Post de Olivier Ezratty du 6 juillet 2011 - Tags : Blogs,Facebook,Google,Internet,Sociologie | 15 Comments

Petite réflexion libre pour les vacances qui démarrent…

Il y a quelques dizaines d’années, lorsque l’on choisissait les éléments d’une chaine hifi et notamment son amplificateur analogique, on était très sensible à la notion de rapport signal/bruit qui était exprimée en décibels. Elle décrivait le rapport qui existait entre le signal audio qui était amplifié, transmis ou restitué par rapport au bruit de fond généré par toute l’électronique. On aboutissait à des ratios situés entre 65db et 90db selon les cas. Le signal était bien supérieur au bruit ! 3db équivalent à un doublement en terme de puissance ! Le passage au numérique pour à la fois les outils des studios d’enregistrement et avec le CD audio ont permis de se débarrasser d’une grande partie du bruit analogique de la hifi.

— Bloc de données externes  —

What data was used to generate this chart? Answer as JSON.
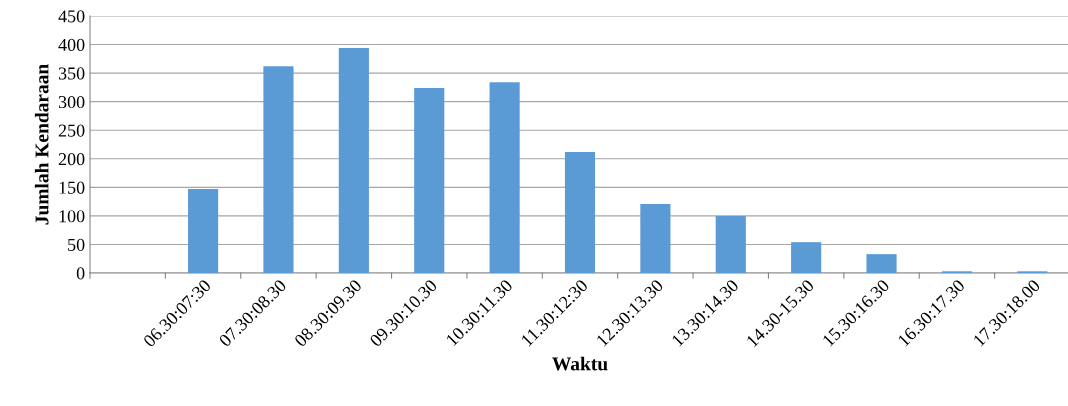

On a ainsi pu profiter de la dynamique du son, pour profiter de concerts de Brückner ou Haendel sans “shhhhhh”. Côté musique de djeunes, la compression de la dynamique a au contraire éliminé tout silence et toute dynamique dans l’audio. Tandis que les facultés auditives déclinantes des anciennes générations les empêchent d’entendre le “shhhhh” que la technique s’efforçait auparavant de réduire.

Denon AVR 5308

Dans l’univers des communications électroniques et notamment dans les réseaux sociaux, le ratio du bruit est complètement inversé. Il y a bien plus de bruit que de signal utile ! Le phénomène a commencé par se manifester avec la messagerie. Dans les entreprises, le bruit provient des collaborateurs qui envoient des mails à bien trop de monde “pour se couvrir”. Au point qu’il existe des chartes de l’usage de l’email dans certaines d’entre elles pour limiter le spam interne aux entreprises. Dans le grand public, le bruit se manifeste surtout par le spam non commercial, qui n’est jamais entièrement filtré par les systèmes anti-spam. Par certains côtés, les grands réseaux sociaux tels que Facebook fonctionnent tels de gigantesques machines à spam. Loin d’avoir tué l’email, elles l’ont même plutôt engorgé !

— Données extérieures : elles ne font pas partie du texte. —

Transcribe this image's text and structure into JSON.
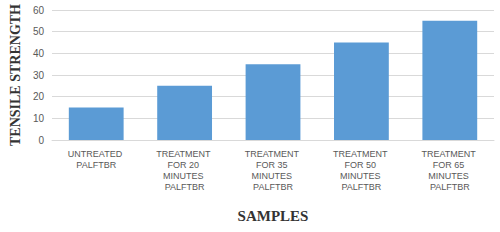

Inversion du bruit entre hifi et reseaux sociaux

C’est dans les réseaux sociaux que le phénomène de génération de “bruit” prend donc toute son ampleur, en en particulier dans Twitter, Facebook et le dernier né Google+. Combien de messages reçus dans Twitter via les personnes que vous suivez sont pertinents pour vous ? Combien d’informations sur votre wall Facebook vous concernent vraiment ? Le phénomène est amplifié par le côté polymorphe de ces réseaux sociaux. A force de vouloir y faire trop de choses, on se retrouve dans des situations absurdes.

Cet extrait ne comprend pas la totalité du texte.